E, tal como em Portugal, o negócio está altamente dependente das compras realizadas pelos estrangeiros. Apesar de Lisboa não surgir na lista das dez cidades com maior risco, a capital tem vindo a registar movimentos de sobrevalorização em determinados pontos, deixando-a exposta aos efeitos de uma nova correção no preço das casas.
ESTRANGEIROS EM FORÇA 

"Existem algumas zonas da cidade onde as casas desaparecem num instante. Do Príncipe Real à Lapa, Chiado, passando pela Estrela, os locais pitorescos estão a ser muito procurados por estrangeiros, sobretudo nórdicos, que apreciam a nossa história e cultura e ainda rentabilizam os investimentos com o aluguer para turistas", explica Nuno Gomes, o maior vendedor da Remax. A par desta "paixão", este profissional do setor explica o fenómeno com os incentivos fiscais que são dados aos investidores estrangeiros. Muitos franceses vieram para cá atrás da redução fiscal sobre as grandes fortunas. Em vez de pagarem 30% como no país de origem, pagam apenas 10 por cento.

No negócio da venda de casas para obtenção dos vistos gold, Portugal começa a ser ultrapassado por Espanha, que apresenta benefícios mais competitivos e não está debaixo do escândalo que abalou este segmento em Portugal, o que fez muitas imobiliárias perderem clientes para o país vizinho ao longo dos últimos meses. No entanto, com a procura em alta e superior à oferta disponível, os tempos são de otimismo nas cidades históricas. Há quem defenda até que cidades como Coimbra, Braga e Guimarães sejam as próximas a beneficiar desta procura pelo património e turismo.
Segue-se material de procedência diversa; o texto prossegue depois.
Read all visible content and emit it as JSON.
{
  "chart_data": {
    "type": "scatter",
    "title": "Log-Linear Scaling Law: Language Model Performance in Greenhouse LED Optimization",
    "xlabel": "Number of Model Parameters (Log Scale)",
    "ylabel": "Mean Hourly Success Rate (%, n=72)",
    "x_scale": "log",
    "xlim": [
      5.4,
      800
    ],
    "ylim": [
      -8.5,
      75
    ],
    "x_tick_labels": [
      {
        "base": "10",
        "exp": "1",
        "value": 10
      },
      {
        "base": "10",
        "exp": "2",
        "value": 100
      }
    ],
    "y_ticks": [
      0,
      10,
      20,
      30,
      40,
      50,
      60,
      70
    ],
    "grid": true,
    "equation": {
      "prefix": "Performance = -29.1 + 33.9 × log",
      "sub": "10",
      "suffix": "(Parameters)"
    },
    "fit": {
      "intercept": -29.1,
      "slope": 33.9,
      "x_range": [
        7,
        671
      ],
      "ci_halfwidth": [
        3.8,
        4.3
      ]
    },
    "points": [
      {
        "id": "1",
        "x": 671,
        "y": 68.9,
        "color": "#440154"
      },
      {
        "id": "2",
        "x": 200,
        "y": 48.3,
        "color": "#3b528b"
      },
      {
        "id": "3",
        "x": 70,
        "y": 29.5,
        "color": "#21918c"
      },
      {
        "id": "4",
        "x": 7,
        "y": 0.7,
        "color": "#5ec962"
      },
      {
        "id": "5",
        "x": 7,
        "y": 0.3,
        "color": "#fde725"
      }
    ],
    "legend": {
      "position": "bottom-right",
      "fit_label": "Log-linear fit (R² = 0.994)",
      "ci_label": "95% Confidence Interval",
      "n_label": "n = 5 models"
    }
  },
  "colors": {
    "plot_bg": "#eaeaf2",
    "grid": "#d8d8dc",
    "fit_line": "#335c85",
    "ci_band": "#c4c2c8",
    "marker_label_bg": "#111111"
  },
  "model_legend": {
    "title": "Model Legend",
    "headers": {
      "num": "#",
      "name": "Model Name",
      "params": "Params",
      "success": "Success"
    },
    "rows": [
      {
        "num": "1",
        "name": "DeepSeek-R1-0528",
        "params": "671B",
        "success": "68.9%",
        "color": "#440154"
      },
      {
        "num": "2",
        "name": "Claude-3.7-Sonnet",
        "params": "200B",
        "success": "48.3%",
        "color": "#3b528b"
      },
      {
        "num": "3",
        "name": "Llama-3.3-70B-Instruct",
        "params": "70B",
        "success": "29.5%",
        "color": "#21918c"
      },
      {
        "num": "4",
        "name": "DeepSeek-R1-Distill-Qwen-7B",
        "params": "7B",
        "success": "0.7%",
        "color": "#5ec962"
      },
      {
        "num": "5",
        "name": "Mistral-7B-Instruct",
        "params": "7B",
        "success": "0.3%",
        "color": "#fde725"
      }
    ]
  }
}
Enquanto o mercado de segmento médio continua à espera da recuperação, nos segmentos superiores as vendas fazem-se em alta. Até que o ciclo volte a mudar.
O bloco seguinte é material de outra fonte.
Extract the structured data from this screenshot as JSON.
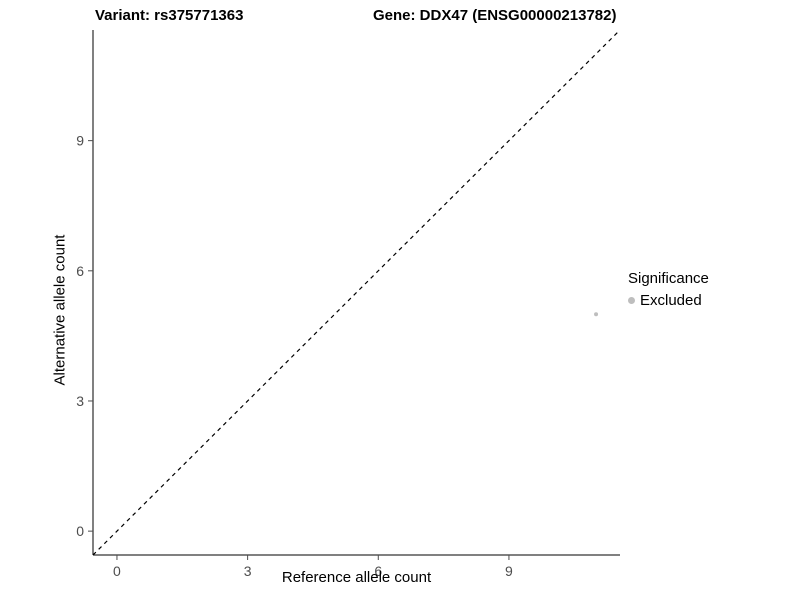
{
  "chart_data": {
    "type": "scatter",
    "title_left": "Variant: rs375771363",
    "title_right": "Gene: DDX47 (ENSG00000213782)",
    "xlabel": "Reference allele count",
    "ylabel": "Alternative allele count",
    "xlim": [
      -0.55,
      11.55
    ],
    "ylim": [
      -0.55,
      11.55
    ],
    "xticks": [
      0,
      3,
      6,
      9
    ],
    "yticks": [
      0,
      3,
      6,
      9
    ],
    "grid": false,
    "points": [
      {
        "x": 11,
        "y": 5,
        "series": "Excluded"
      }
    ],
    "point_color": "#bebebe",
    "point_radius": 2,
    "reference_line": {
      "type": "identity",
      "style": "dashed",
      "color": "#000000"
    },
    "axis_color": "#000000",
    "tick_label_color": "#4d4d4d",
    "legend": {
      "title": "Significance",
      "position": "right",
      "entries": [
        {
          "label": "Excluded",
          "color": "#bebebe"
        }
      ]
    }
  }
}
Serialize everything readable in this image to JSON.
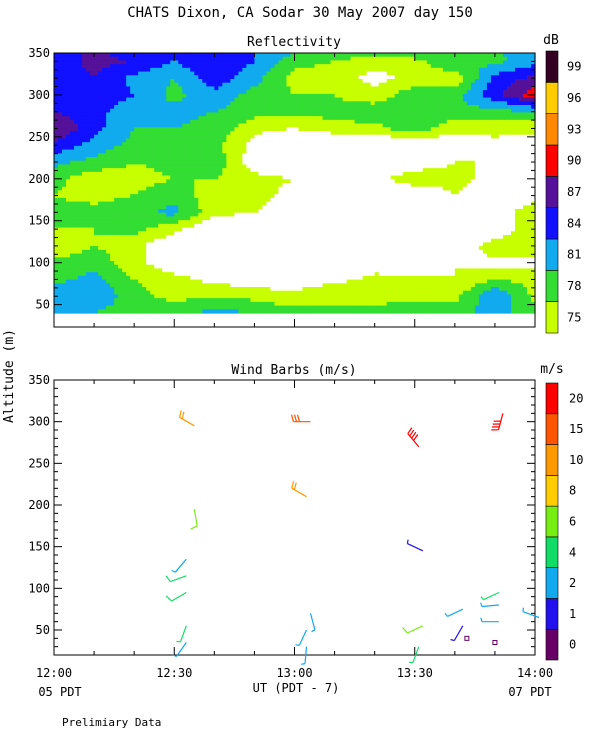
{
  "figure": {
    "title": "CHATS Dixon, CA  Sodar  30 May 2007  day 150",
    "ylabel": "Altitude (m)",
    "xlabel": "UT  (PDT - 7)",
    "x_ticks": [
      "12:00",
      "12:30",
      "13:00",
      "13:30",
      "14:00"
    ],
    "pdt_left": "05 PDT",
    "pdt_right": "07 PDT",
    "footer": "Prelimiary Data"
  },
  "chart_data": [
    {
      "type": "heatmap",
      "title": "Reflectivity",
      "colorbar_title": "dB",
      "x": {
        "start": "12:00",
        "end": "14:00",
        "ticks": [
          "12:00",
          "12:30",
          "13:00",
          "13:30",
          "14:00"
        ]
      },
      "ylim": [
        40,
        350
      ],
      "y_ticks": [
        50,
        100,
        150,
        200,
        250,
        300,
        350
      ],
      "levels": [
        75,
        78,
        81,
        84,
        87,
        90,
        93,
        96,
        99
      ],
      "level_colors": [
        "#c8ff00",
        "#33dd33",
        "#11aaee",
        "#1111ff",
        "#551199",
        "#ff0000",
        "#ff8800",
        "#ffcc00",
        "#330022"
      ],
      "color_below_first_level": "#ffffff",
      "times_min": [
        0,
        10,
        20,
        30,
        40,
        50,
        60,
        70,
        80,
        90,
        100,
        110,
        120
      ],
      "heights_m": [
        40,
        60,
        80,
        100,
        120,
        140,
        160,
        180,
        200,
        220,
        240,
        260,
        280,
        300,
        320,
        340,
        350
      ],
      "values_db": [
        [
          82,
          81,
          79,
          80,
          82,
          81,
          79,
          78,
          79,
          81,
          80,
          82,
          79
        ],
        [
          83,
          84,
          79,
          77,
          78,
          77,
          76,
          78,
          77,
          76,
          77,
          84,
          77
        ],
        [
          80,
          82,
          78,
          76,
          74,
          73,
          73,
          74,
          76,
          76,
          75,
          78,
          77
        ],
        [
          79,
          80,
          76,
          73,
          74,
          70,
          70,
          71,
          73,
          72,
          75,
          74,
          74
        ],
        [
          75,
          78,
          76,
          72,
          69,
          70,
          67,
          69,
          70,
          70,
          72,
          77,
          78
        ],
        [
          78,
          78,
          79,
          76,
          72,
          71,
          69,
          72,
          70,
          69,
          70,
          72,
          78
        ],
        [
          79,
          79,
          80,
          82,
          76,
          75,
          74,
          73,
          73,
          74,
          72,
          73,
          77
        ],
        [
          78,
          77,
          78,
          80,
          76,
          76,
          74,
          72,
          71,
          72,
          75,
          72,
          74
        ],
        [
          79,
          76,
          77,
          78,
          78,
          76,
          75,
          75,
          74,
          77,
          76,
          74,
          72
        ],
        [
          82,
          80,
          78,
          79,
          80,
          73,
          71,
          72,
          72,
          73,
          75,
          75,
          73
        ],
        [
          86,
          83,
          80,
          80,
          79,
          74,
          69,
          70,
          72,
          71,
          73,
          74,
          73
        ],
        [
          90,
          85,
          81,
          81,
          80,
          76,
          75,
          77,
          77,
          80,
          76,
          76,
          76
        ],
        [
          87,
          85,
          82,
          82,
          81,
          79,
          79,
          79,
          80,
          80,
          80,
          80,
          81
        ],
        [
          86,
          86,
          84,
          80,
          83,
          80,
          78,
          78,
          76,
          80,
          80,
          86,
          92
        ],
        [
          85,
          87,
          83,
          81,
          86,
          82,
          77,
          76,
          74,
          76,
          76,
          85,
          88
        ],
        [
          85,
          88,
          87,
          84,
          87,
          84,
          79,
          78,
          76,
          77,
          81,
          80,
          83
        ],
        [
          84,
          88,
          85,
          84,
          87,
          84,
          81,
          80,
          79,
          80,
          81,
          81,
          82
        ]
      ]
    },
    {
      "type": "scatter",
      "title": "Wind Barbs (m/s)",
      "colorbar_title": "m/s",
      "x": {
        "start": "12:00",
        "end": "14:00",
        "ticks": [
          "12:00",
          "12:30",
          "13:00",
          "13:30",
          "14:00"
        ]
      },
      "ylim": [
        20,
        350
      ],
      "y_ticks": [
        50,
        100,
        150,
        200,
        250,
        300,
        350
      ],
      "color_levels": [
        0,
        1,
        2,
        4,
        6,
        8,
        10,
        15,
        20
      ],
      "level_colors": [
        "#660066",
        "#2211ee",
        "#11aaee",
        "#11dd66",
        "#77ee11",
        "#ffcc00",
        "#ff9900",
        "#ff5500",
        "#ff0000"
      ],
      "barbs": [
        {
          "time_min": 33,
          "height_m": 35,
          "speed": 3,
          "dir": 215
        },
        {
          "time_min": 33,
          "height_m": 55,
          "speed": 4,
          "dir": 200
        },
        {
          "time_min": 33,
          "height_m": 95,
          "speed": 5,
          "dir": 240
        },
        {
          "time_min": 33,
          "height_m": 115,
          "speed": 5,
          "dir": 250
        },
        {
          "time_min": 33,
          "height_m": 135,
          "speed": 3,
          "dir": 220
        },
        {
          "time_min": 35,
          "height_m": 195,
          "speed": 6,
          "dir": 170
        },
        {
          "time_min": 35,
          "height_m": 295,
          "speed": 10,
          "dir": 300
        },
        {
          "time_min": 63,
          "height_m": 30,
          "speed": 3,
          "dir": 185
        },
        {
          "time_min": 63,
          "height_m": 50,
          "speed": 3,
          "dir": 205
        },
        {
          "time_min": 64,
          "height_m": 70,
          "speed": 2,
          "dir": 165
        },
        {
          "time_min": 63,
          "height_m": 210,
          "speed": 10,
          "dir": 300
        },
        {
          "time_min": 64,
          "height_m": 300,
          "speed": 15,
          "dir": 270
        },
        {
          "time_min": 91,
          "height_m": 30,
          "speed": 4,
          "dir": 200
        },
        {
          "time_min": 92,
          "height_m": 55,
          "speed": 6,
          "dir": 245
        },
        {
          "time_min": 92,
          "height_m": 145,
          "speed": 1,
          "dir": 295
        },
        {
          "time_min": 91,
          "height_m": 270,
          "speed": 20,
          "dir": 320
        },
        {
          "time_min": 102,
          "height_m": 55,
          "speed": 1,
          "dir": 210
        },
        {
          "time_min": 103,
          "height_m": 40,
          "speed": 0,
          "dir": 0
        },
        {
          "time_min": 102,
          "height_m": 75,
          "speed": 2,
          "dir": 245
        },
        {
          "time_min": 110,
          "height_m": 35,
          "speed": 0,
          "dir": 225
        },
        {
          "time_min": 111,
          "height_m": 60,
          "speed": 2,
          "dir": 270
        },
        {
          "time_min": 111,
          "height_m": 80,
          "speed": 2,
          "dir": 265
        },
        {
          "time_min": 111,
          "height_m": 95,
          "speed": 4,
          "dir": 245
        },
        {
          "time_min": 112,
          "height_m": 310,
          "speed": 20,
          "dir": 195
        },
        {
          "time_min": 121,
          "height_m": 65,
          "speed": 2,
          "dir": 290
        }
      ]
    }
  ]
}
INQUILINOS, MAS DE CURTA DURAÇÃO 
O regresso dos empréstimos para habitação, ainda que em pequenas dimensões, trouxeram, ao longo do último semestre de 2015, uma ligeira inversão do perfil dos imóveis disponíveis. Mesmo sem grande aumento de compradores, muitos proprietários decidiram voltar a colocar os seus imóveis no mercado da compra e venda, retirando-os do arrendamento. Por outro lado, com o aumento do número de turistas em Lisboa e no Porto, muitas destas casas deixaram também de estar no mercado do arrendamento tradicional para integrarem as redes de aluguer de curta duração para turistas. O resultado fez-se sentir de imediato e hoje as casas para arrendar voltam a estar mais caras. "Os bancos já não emprestam dinheiro como antes, mas algumas pessoas voltaram a conseguir comprar casas. E a prestação do banco é muitas vezes mais baixa do que a renda, levando as pessoas a optarem pelo compra", assegura o presidente da APEMIP. Hoje, por exemplo, um apartamento de três assoalhadas no Parque das Nações é alugado por um valor médio de 2 mil euros. A compra da casa pode ficar com uma prestação mensal mais baixa. Nas zonas turísticas é mais vantajoso para os proprietários arrendarem por curtas estadas para turistas. "Mas não dá estabilidade aos donos, é uma opção que pode não ter futuro", alerta Luís Lima.